当然ながらその原因である当の二人が無事で済むはずがない。
入学して一週間、ベリルは早くも授業に飽きつつあった。
ベリルのおつむは所詮凡人ではあるが、教養や知識は上述の通りのハイスペックぶりで外から見れば十分に神童レベルである。
ベオヴーフ学園で教えられているのは基本的な読み書きに足し算引き算ができれば上等な算数に、当局の修正バリバリな歴史である――王立という名を冠している割に、学問としての場としてみみっちい事この上ない。
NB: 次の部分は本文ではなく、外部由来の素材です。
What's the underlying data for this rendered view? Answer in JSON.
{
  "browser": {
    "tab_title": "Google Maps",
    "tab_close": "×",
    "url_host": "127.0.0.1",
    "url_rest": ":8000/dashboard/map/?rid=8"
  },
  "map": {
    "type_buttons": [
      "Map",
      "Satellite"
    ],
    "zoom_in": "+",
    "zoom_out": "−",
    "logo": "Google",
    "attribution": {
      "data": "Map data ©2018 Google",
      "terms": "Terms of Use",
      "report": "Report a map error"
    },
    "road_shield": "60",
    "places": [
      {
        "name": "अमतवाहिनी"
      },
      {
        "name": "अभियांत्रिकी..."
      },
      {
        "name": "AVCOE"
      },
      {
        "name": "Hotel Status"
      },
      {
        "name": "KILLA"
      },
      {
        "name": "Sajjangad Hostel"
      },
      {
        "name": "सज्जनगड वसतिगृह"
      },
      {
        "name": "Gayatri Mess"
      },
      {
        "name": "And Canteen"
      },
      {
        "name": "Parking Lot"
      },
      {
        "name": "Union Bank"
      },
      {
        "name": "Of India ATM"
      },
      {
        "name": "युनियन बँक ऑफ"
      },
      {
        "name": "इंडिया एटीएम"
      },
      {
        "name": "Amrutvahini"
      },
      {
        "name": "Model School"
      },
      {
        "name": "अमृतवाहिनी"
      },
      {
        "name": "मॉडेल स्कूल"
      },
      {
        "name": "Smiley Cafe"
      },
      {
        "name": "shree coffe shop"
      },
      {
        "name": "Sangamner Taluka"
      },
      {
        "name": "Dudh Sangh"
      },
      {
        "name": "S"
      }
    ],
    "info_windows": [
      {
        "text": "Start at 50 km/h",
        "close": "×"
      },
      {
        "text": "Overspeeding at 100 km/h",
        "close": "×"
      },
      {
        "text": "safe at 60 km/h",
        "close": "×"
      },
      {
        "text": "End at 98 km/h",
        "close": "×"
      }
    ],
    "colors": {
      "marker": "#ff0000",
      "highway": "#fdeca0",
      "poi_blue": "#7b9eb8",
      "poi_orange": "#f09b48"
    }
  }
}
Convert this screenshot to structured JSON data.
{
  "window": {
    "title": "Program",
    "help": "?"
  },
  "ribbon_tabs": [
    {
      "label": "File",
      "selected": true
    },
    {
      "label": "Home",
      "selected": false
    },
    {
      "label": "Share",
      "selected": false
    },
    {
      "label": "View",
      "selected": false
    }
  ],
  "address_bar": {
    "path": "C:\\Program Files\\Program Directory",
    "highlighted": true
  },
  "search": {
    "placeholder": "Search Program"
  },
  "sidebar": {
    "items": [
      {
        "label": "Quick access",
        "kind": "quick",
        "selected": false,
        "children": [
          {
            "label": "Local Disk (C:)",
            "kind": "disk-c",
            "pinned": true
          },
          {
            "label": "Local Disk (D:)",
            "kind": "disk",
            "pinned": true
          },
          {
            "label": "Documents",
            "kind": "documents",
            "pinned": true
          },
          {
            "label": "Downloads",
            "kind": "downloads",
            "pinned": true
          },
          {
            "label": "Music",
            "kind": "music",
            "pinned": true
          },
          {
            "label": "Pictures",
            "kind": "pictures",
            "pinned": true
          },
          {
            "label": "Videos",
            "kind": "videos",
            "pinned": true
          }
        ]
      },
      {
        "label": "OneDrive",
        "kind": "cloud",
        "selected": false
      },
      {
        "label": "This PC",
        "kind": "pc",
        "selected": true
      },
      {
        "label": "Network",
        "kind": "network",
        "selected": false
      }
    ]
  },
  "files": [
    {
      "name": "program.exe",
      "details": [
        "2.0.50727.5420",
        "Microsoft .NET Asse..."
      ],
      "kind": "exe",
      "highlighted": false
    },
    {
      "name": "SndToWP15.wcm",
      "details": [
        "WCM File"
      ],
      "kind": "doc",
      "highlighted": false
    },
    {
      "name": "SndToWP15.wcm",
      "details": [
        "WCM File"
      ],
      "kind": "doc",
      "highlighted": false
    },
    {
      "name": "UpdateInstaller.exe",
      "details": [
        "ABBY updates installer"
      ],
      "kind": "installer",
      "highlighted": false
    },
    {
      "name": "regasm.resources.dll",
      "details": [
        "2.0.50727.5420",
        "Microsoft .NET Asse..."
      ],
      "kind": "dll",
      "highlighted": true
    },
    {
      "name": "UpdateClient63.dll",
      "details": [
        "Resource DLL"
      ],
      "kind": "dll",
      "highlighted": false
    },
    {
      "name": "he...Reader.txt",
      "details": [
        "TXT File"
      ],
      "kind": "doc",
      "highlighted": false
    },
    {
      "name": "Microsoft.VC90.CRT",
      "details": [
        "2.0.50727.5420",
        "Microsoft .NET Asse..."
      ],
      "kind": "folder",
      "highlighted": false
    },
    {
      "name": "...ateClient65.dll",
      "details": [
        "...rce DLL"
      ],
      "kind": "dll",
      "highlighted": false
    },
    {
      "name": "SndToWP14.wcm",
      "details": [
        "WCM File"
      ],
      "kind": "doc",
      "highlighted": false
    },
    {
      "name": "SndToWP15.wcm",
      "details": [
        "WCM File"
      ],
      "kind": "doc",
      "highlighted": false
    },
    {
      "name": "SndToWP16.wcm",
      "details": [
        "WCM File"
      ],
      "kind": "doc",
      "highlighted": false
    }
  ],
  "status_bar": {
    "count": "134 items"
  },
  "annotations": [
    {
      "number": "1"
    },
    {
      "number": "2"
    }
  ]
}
水が合わない、とは正にこの事だ。
ガランゴロンと授業終了の鐘が鳴るごとに、隙あらば言い寄る馬鹿に猫を被りながら応対し、勇者とのロマンスを聞きたがるキャピキャピしたミーハーどもに辟易したベリルは学園をさまよった挙句、やがては学園の一角で、ほとんど使われていない施設を発見する事となる。
そこは、もはや貧乏貴族と平民の社交場と化した王立ベオヴーフ学園に残された、最後の矜持であった。
学園の創始者である三代目ベオヴーフ王が、同校に込める願いを託したというその巨大な図書館の名は、立派な石碑の上にミーミルの泉と刻まれている。
学問に大した興味も持てない大半の生徒達が寄り付きもしないそこは、しかし逢瀬の場として利用される事でなけなしのプライドをへし折られつつあった。
ここだ、とベリルは直感した。安息の地は、ここにある。
内装は地球のそれとも遜色がないほどに立派だった。図書館のお約束として涼しい事も、人界の厳暑でバテつつあるベリルにはありがたい。
入り込んだ少女を、老眼のレンズを片手に持った司書がチラリと見る。
「おや、お嬢さん、何か用かね?」
「あ、はい、ミーミルの泉を、一口おこぼれにあずかりたいのですが」
アドリブの言い回しを司書は大層気に入ったらしく、いかつい顔をほころばせた。
「では出入りする際にはここにサインを」
禿げ上がった司書は机に広げてある羊皮紙を指さす――出入りの記録用だけだというのになかなか豪勢な事だ。
羽ペンでサインをする。ベリル=レイバック。
あれ。
既に書かれていた名前に、ベリルは目を瞬かせた。
羊皮紙を見て司書は眉を上げる。
「ほう、お嬢さんが噂の異国のお姫様かね。となるとヴォルグ様を探しに来たのかな?」
え。
「愛しの勇者様は多分あちらの奥の方にいらっしゃるよ。多少の事は大目に見るが、スカートをたくし上げる時にうるさくしたら即座につまみ出すので程々にな」
ジョークではあるが、前例のある事でもあるのだろう――多分その心配もない。ベリルははい、と苦笑して奥の方に消えて行く。
今学園で起こっている乱痴気騒ぎの元凶を飲み込み。
ミーミルの泉はただ、静かに佇んでいた。